I have been attempting to optimize my matplotlib animation which involves adding a rectangle to the plot with each iteration. Since the animation function updates the entire set of patches with each iteration it is very slow for large sets of patches.
According to several sources, this process can be sped up by using a PatchCollection instead of looping over patches. This is my attempt:
from matplotlib import pyplot
from matplotlib import patches
from matplotlib import animation
from matplotlib.collections import PatchCollection
fig = pyplot.figure()
coords = [[1,0],[0,1],[0,0]] #arbitrary set of coordinates
ax = pyplot.axes(xlim=(0, len(coords)), ylim=(0, len(coords)))
ax.set_aspect('equal')
patchList = list()
for coord in coords:
patch = patches.Rectangle(coord, 1, 1, color="white")
ax.add_patch(patch)
patch.set_visible = True
patchList.append(patch)
rectangles = PatchCollection(patchList, animated=True)

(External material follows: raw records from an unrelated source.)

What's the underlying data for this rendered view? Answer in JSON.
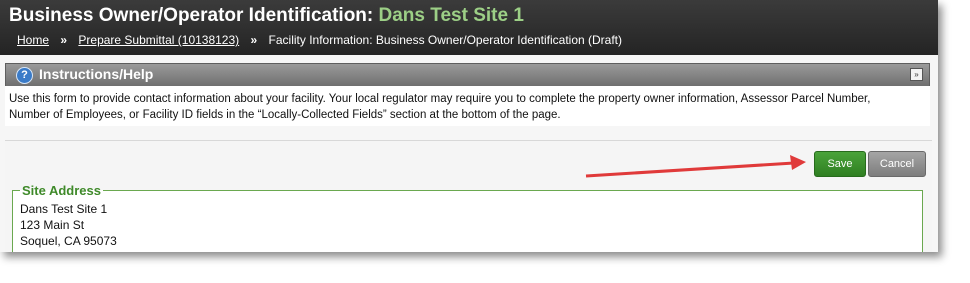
{
  "header": {
    "title_prefix": "Business Owner/Operator Identification:",
    "site_name": "Dans Test Site 1"
  },
  "breadcrumb": {
    "home": "Home",
    "sep1": "»",
    "submittal": "Prepare Submittal (10138123)",
    "sep2": "»",
    "current": "Facility Information: Business Owner/Operator Identification (Draft)"
  },
  "help": {
    "icon": "?",
    "title": "Instructions/Help",
    "collapse_icon": "»",
    "line1": "Use this form to provide contact information about your facility. Your local regulator may require you to complete the property owner information, Assessor Parcel Number,",
    "line2": "Number of Employees, or Facility ID fields in the “Locally-Collected Fields” section at the bottom of the page."
  },
  "toolbar": {
    "save_label": "Save",
    "cancel_label": "Cancel"
  },
  "site_address": {
    "legend": "Site Address",
    "line1": "Dans Test Site 1",
    "line2": "123 Main St",
    "line3": "Soquel, CA  95073"
  },
  "colors": {
    "header_bg": "#2e2e2e",
    "site_name": "#9ccf86",
    "save_button": "#3a8f2c",
    "cancel_button": "#8f8f8f",
    "annotation_arrow": "#e03a3a",
    "legend": "#3f8a2a"
  }
}
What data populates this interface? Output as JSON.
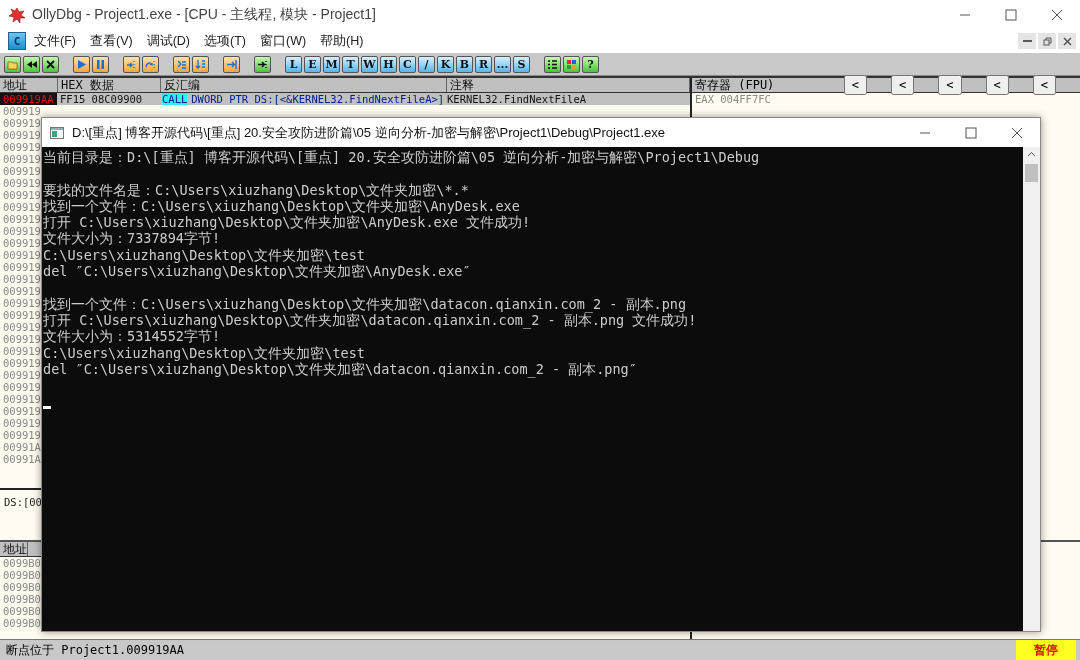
{
  "window": {
    "title": "OllyDbg - Project1.exe - [CPU - 主线程, 模块 - Project1]"
  },
  "menu_bar": {
    "system_icon": "C",
    "items": [
      "文件(F)",
      "查看(V)",
      "调试(D)",
      "选项(T)",
      "窗口(W)",
      "帮助(H)"
    ]
  },
  "toolbar": {
    "letter_buttons": [
      "L",
      "E",
      "M",
      "T",
      "W",
      "H",
      "C",
      "/",
      "K",
      "B",
      "R",
      "...",
      "S"
    ],
    "help_button": "?"
  },
  "cpu": {
    "columns": [
      "地址",
      "HEX 数据",
      "反汇编",
      "注释"
    ],
    "rows": [
      {
        "address": "009919AA",
        "hex": "FF15 08C09900",
        "mnemonic": "CALL",
        "operand": "DWORD PTR DS:[<&KERNEL32.FindNextFileA>]",
        "comment": "KERNEL32.FindNextFileA",
        "selected": true
      },
      {
        "address": "009919",
        "selected": false
      },
      {
        "address": "009919",
        "selected": false
      },
      {
        "address": "009919",
        "selected": false
      },
      {
        "address": "009919",
        "selected": false
      },
      {
        "address": "009919",
        "selected": false
      },
      {
        "address": "009919",
        "selected": false
      },
      {
        "address": "009919",
        "selected": false
      },
      {
        "address": "009919",
        "selected": false
      },
      {
        "address": "009919",
        "selected": false
      },
      {
        "address": "009919",
        "selected": false
      },
      {
        "address": "009919",
        "selected": false
      },
      {
        "address": "009919",
        "selected": false
      },
      {
        "address": "009919",
        "selected": false
      },
      {
        "address": "009919",
        "selected": false
      },
      {
        "address": "009919",
        "selected": false
      },
      {
        "address": "009919",
        "selected": false
      },
      {
        "address": "009919",
        "selected": false
      },
      {
        "address": "009919",
        "selected": false
      },
      {
        "address": "009919",
        "selected": false
      },
      {
        "address": "009919",
        "selected": false
      },
      {
        "address": "009919",
        "selected": false
      },
      {
        "address": "009919",
        "selected": false
      },
      {
        "address": "009919",
        "selected": false
      },
      {
        "address": "009919",
        "selected": false
      },
      {
        "address": "009919",
        "selected": false
      },
      {
        "address": "009919",
        "selected": false
      },
      {
        "address": "009919",
        "selected": false
      },
      {
        "address": "009919",
        "selected": false
      },
      {
        "address": "00991A",
        "selected": false
      },
      {
        "address": "00991A",
        "selected": false
      }
    ]
  },
  "registers": {
    "title": "寄存器 (FPU)",
    "arrows": [
      "<",
      "<",
      "<",
      "<",
      "<"
    ],
    "lines": [
      "EAX 004FF7FC"
    ]
  },
  "info_pane": {
    "text": "DS:[00"
  },
  "dump": {
    "column": "地址",
    "rows": [
      "0099B0",
      "0099B0",
      "0099B0",
      "0099B0",
      "0099B0",
      "0099B0"
    ]
  },
  "status_bar": {
    "text": "断点位于 Project1.009919AA",
    "state": "暂停"
  },
  "console": {
    "title": "D:\\[重点] 博客开源代码\\[重点] 20.安全攻防进阶篇\\05 逆向分析-加密与解密\\Project1\\Debug\\Project1.exe",
    "cursor": true,
    "lines": [
      {
        "kind": "text",
        "text": "当前目录是：D:\\[重点] 博客开源代码\\[重点] 20.安全攻防进阶篇\\05 逆向分析-加密与解密\\Project1\\Debug"
      },
      {
        "kind": "blank"
      },
      {
        "kind": "text",
        "text": "要找的文件名是：C:\\Users\\xiuzhang\\Desktop\\文件夹加密\\*.*"
      },
      {
        "kind": "text",
        "text": "找到一个文件：C:\\Users\\xiuzhang\\Desktop\\文件夹加密\\AnyDesk.exe"
      },
      {
        "kind": "text",
        "text": "打开 C:\\Users\\xiuzhang\\Desktop\\文件夹加密\\AnyDesk.exe 文件成功!"
      },
      {
        "kind": "text",
        "text": "文件大小为：7337894字节!"
      },
      {
        "kind": "text",
        "text": "C:\\Users\\xiuzhang\\Desktop\\文件夹加密\\test"
      },
      {
        "kind": "text",
        "text": "del ″C:\\Users\\xiuzhang\\Desktop\\文件夹加密\\AnyDesk.exe″"
      },
      {
        "kind": "blank"
      },
      {
        "kind": "text",
        "text": "找到一个文件：C:\\Users\\xiuzhang\\Desktop\\文件夹加密\\datacon.qianxin.com_2 - 副本.png"
      },
      {
        "kind": "text",
        "text": "打开 C:\\Users\\xiuzhang\\Desktop\\文件夹加密\\datacon.qianxin.com_2 - 副本.png 文件成功!"
      },
      {
        "kind": "text",
        "text": "文件大小为：5314552字节!"
      },
      {
        "kind": "text",
        "text": "C:\\Users\\xiuzhang\\Desktop\\文件夹加密\\test"
      },
      {
        "kind": "text",
        "text": "del ″C:\\Users\\xiuzhang\\Desktop\\文件夹加密\\datacon.qianxin.com_2 - 副本.png″"
      }
    ]
  }
}
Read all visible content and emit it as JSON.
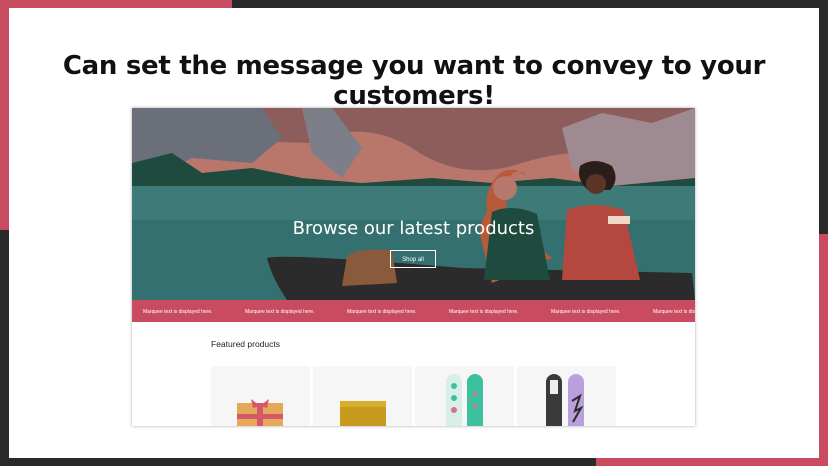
{
  "headline": "Can set the message you want to convey to your customers!",
  "colors": {
    "accent": "#c94b5f",
    "dark": "#2a2a2a",
    "lake": "#3d7a78",
    "marquee_bg": "#c94b5f"
  },
  "hero": {
    "title": "Browse our latest products",
    "button_label": "Shop all"
  },
  "marquee": {
    "items": [
      "Marquee text is displayed here.",
      "Marquee text is displayed here.",
      "Marquee text is displayed here.",
      "Marquee text is displayed here.",
      "Marquee text is displayed here.",
      "Marquee text is displayed here."
    ]
  },
  "featured": {
    "heading": "Featured products",
    "products": [
      {
        "icon": "gift-card-icon"
      },
      {
        "icon": "wax-bar-icon"
      },
      {
        "icon": "snowboard-teal-icon"
      },
      {
        "icon": "snowboard-purple-icon"
      }
    ]
  }
}
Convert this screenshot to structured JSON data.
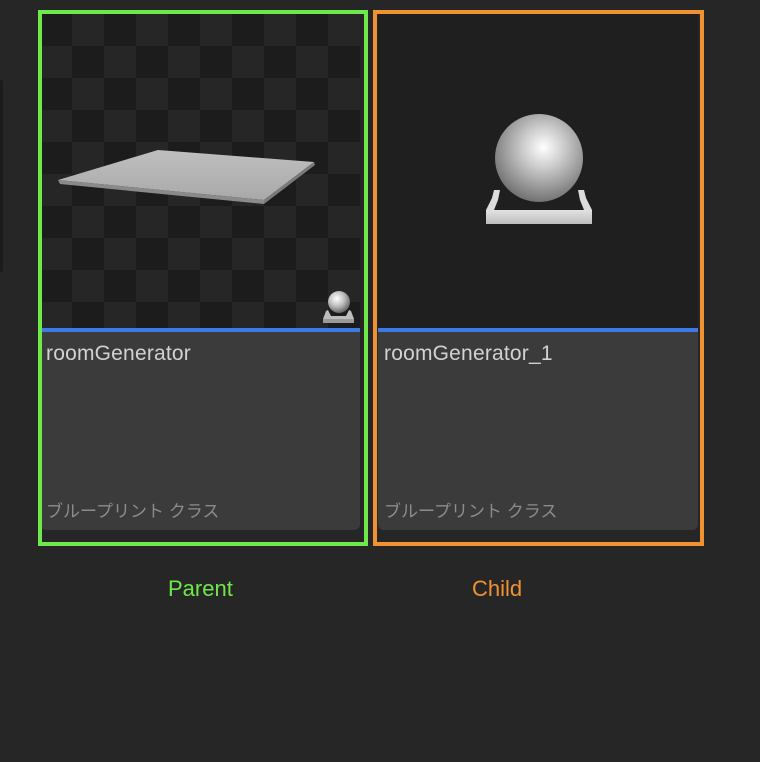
{
  "assets": [
    {
      "title": "roomGenerator",
      "type_label": "ブループリント クラス",
      "caption": "Parent",
      "highlight_color": "#6ee84a",
      "thumbnail": "flat-plane-mesh",
      "badge_icon": "actor-component-icon"
    },
    {
      "title": "roomGenerator_1",
      "type_label": "ブループリント クラス",
      "caption": "Child",
      "highlight_color": "#f0922f",
      "thumbnail": "actor-blueprint-sphere-icon"
    }
  ],
  "colors": {
    "background": "#262626",
    "card_body": "#3b3b3b",
    "accent_line": "#3d7ae6"
  }
}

ax.add_collection(rectangles)
black = []
white = ["white"]*len(patchList)
def animate(i):
black.append("black")
white.pop()
colors = black + white
print(colors)
rectangles.set_facecolors(colors)
print("%.2f%%..."%(100*float(i+1)/len(coords)))
return rectangles,
anim = animation.FuncAnimation(fig, animate,
# init_func=init,
frames=len(coords)-1,
interval=1,
blit=True,
repeat = False)
pyplot.show()
The animation never updates. It is frozen on an empty plot.
I would be open to other means of optimizing this. The current solution seems pretty verbose for just adding a single rectangle each frame.